Coming-Out Party
Ricky Williams is a new man but showed his old stuff as the Saints whipped the Bills
Are you kidding? Ricky Williams getting chummy with teammates? That was the gist of Saints coach Jim Haslett's reaction last week when wideout Joe Horn told him what a good time he'd had the previous night playing cards with Williams—and 20 other teammates, no less—at the home of the formerly standoffish running back. "I'll tell you why Ricky's different this year," Horn says. "He's feeling the love from his teammates. He knows we care about him and we like him."
Having been diagnosed with social anxiety disorder during the off-season, Williams has been taking the antidepressant Paxil. He has turned from a good-hearted but aloof and moody man to Mr. Congeniality, and the personality change has coincided with his new attitude as a football player. Challenged by the club's selection of Mississip
pi miming back Deuce McAllister in the first round of last April's draft, Williams turned into an especially hard worker who was not about to let anyone take his job. As McAllister was en route to a 108-yard rushing day in the Saints' meaningless preseason finale at Seattle, Williams sidled up to Haslett and said, "Coach, I could have 200 yards right now."
He might have had 200 in New Orleans's season-opening 24-6 win at Buffalo if the coaching staff had used him more. With the Bills in a stunting, eight-man front, Williams rushed just four times for five yards in the first half. He wound up with 93 yards on 18 attempts and capped the victory with a 19-yard touchdown catch with 3:02 to play. Three plays that led to that score showed Williams at his best: 16-and 15-yard runs behind left tackle William Roaf, and a steamrollering 21-yard run up the gut.

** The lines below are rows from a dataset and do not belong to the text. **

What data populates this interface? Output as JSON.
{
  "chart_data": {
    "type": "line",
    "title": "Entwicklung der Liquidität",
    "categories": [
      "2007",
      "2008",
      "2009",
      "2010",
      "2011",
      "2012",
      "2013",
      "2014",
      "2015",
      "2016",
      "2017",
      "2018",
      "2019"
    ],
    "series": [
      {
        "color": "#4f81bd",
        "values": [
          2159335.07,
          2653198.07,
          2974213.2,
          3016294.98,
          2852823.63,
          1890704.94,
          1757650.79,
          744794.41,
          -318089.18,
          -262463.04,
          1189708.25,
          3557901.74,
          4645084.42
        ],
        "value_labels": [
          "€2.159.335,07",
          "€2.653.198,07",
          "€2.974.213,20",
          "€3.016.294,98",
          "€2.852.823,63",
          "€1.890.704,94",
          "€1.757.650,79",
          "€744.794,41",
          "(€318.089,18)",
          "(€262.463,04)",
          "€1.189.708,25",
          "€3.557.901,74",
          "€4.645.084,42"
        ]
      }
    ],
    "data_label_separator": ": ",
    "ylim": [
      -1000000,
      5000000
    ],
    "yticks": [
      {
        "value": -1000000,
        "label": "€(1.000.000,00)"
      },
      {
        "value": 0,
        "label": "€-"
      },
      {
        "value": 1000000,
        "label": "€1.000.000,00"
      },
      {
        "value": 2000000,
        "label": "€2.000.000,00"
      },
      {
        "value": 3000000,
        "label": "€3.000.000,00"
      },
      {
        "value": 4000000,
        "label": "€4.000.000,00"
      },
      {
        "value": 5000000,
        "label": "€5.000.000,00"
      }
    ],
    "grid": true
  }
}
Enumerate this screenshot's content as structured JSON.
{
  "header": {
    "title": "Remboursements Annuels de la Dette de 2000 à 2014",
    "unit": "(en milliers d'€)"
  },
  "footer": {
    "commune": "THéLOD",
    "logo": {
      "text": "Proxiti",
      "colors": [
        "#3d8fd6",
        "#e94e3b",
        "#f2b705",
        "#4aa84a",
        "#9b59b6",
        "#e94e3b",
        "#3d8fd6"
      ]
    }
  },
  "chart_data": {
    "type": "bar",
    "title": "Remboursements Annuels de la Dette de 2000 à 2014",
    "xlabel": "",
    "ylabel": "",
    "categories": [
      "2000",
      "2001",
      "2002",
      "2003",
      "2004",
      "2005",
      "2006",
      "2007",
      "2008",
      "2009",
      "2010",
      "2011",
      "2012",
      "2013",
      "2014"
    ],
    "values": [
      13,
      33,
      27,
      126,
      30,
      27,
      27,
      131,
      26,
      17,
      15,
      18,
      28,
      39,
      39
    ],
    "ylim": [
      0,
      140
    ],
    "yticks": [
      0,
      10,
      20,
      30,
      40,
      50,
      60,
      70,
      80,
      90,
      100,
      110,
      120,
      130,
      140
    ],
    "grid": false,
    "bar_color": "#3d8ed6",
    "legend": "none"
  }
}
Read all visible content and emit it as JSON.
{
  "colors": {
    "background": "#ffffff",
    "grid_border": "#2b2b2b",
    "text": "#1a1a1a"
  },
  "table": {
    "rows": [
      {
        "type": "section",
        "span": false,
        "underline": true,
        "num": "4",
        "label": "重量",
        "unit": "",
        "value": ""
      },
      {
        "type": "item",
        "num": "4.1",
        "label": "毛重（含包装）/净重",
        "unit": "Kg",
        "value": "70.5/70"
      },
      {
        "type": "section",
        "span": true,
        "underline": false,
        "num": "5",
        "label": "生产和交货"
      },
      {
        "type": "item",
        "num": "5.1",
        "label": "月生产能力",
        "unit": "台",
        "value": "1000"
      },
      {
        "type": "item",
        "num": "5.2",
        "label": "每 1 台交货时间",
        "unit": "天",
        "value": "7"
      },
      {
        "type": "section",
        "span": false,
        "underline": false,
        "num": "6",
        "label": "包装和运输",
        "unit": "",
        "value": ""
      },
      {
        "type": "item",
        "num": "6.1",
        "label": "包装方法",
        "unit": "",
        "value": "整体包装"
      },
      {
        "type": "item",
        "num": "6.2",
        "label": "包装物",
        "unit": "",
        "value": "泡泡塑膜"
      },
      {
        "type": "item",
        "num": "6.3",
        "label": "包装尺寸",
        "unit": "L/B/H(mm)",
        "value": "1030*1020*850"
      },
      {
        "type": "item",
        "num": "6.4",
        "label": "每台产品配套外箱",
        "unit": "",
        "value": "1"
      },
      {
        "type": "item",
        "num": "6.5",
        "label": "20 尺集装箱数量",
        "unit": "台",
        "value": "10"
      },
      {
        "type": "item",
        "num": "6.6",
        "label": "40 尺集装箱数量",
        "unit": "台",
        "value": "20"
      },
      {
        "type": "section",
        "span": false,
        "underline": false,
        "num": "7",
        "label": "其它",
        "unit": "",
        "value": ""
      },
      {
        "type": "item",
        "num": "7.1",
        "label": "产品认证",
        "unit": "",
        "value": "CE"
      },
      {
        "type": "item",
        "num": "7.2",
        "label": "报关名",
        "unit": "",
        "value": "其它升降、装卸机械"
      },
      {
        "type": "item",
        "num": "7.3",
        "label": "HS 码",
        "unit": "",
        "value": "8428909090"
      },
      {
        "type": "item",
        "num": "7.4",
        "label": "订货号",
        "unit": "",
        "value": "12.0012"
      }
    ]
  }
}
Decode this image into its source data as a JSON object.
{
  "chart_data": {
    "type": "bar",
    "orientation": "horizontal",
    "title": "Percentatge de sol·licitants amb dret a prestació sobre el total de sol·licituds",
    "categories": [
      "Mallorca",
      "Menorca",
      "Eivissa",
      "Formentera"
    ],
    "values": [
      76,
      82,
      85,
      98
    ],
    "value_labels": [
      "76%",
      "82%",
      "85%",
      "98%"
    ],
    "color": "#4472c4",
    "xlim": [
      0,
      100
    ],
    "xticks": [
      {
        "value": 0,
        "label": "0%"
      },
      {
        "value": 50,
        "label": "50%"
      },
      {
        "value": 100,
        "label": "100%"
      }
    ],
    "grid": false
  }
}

During his rookie year, in 1999, Williams was part savior, part weirdo. He abhorred the pressure that came from the team's trading seven draft choices to get him, went through a spell in which he wore his helmet during interviews ("because I can," he said) and was the NFL's most famous recluse. Even a 1,000-yard rushing season in 2000 didn't convince Haslett and the Saints' brass that they could count on him. After missing four games because of nagging injuries as a rookie, Williams broke his left ankle in the 10th game last year and was lost for the rest of the season. Nevertheless, New Orleans won the NFC West for the first time since 1991 and four months later drafted McAllister. "I was already feeling like they didn't want me, and that was like the final nail," a perky Williams said in a corner of the Saints' locker room on Sunday.
Maybe last year he would have gone in the tank. Last year, however, he wasn't taking Paxil, and last year the Joe Horns of the team weren't hanging around with him much either. "The medication gives me more of a positive outlook," Williams says. "But it's been important to talk to people too, not just hang out by myself. I like people. I like having company"—on and off the field.
"The best thing that's happened to Ricky," says right tackle Kyle Turley, "is that the pressure has shifted [to others on the team]. Instead of Ricky the franchise, now it's Ricky the football player."
"That's right," Williams says. "I've always wanted to be a team guy, not the team." With quarterback Aaron Brooks looking like a rising star, Horn emerging as a big-play receiver and defensive linemen La'Roi Glover and Joe Johnson and strong safety Sammy Knight commanding attention, the spotlight on the former Heisman Trophy winner is not so bright. Still, the Saints have to be careful not to go too far in the other direction. Against Buffalo, Williams touched the ball on only 19 of 58 plays, not nearly enough times for the most dangerous weapon in the offense.
Reeves Wises Up
Falcons Handle Vick with Care
Eighteen years after he threw rookie quarterback John Elway, the first choice in the 1983 draft, to the wolves, Dan Reeves has been smarter with his handling of quarterback Michael Vick, the top selection last April. Vick made his debut in the Falcons' 16-13 overtime loss to the 49ers under carefully managed conditions, taking six snaps. He missed on all four of his passes, but scrambled twice for 32 yards, the latter a 25-yard dash that set up a field goal. "He looked more poised on the second drive, but that's to be expected," Reeves said. "I thought that he hurried some throws, but he'll get better."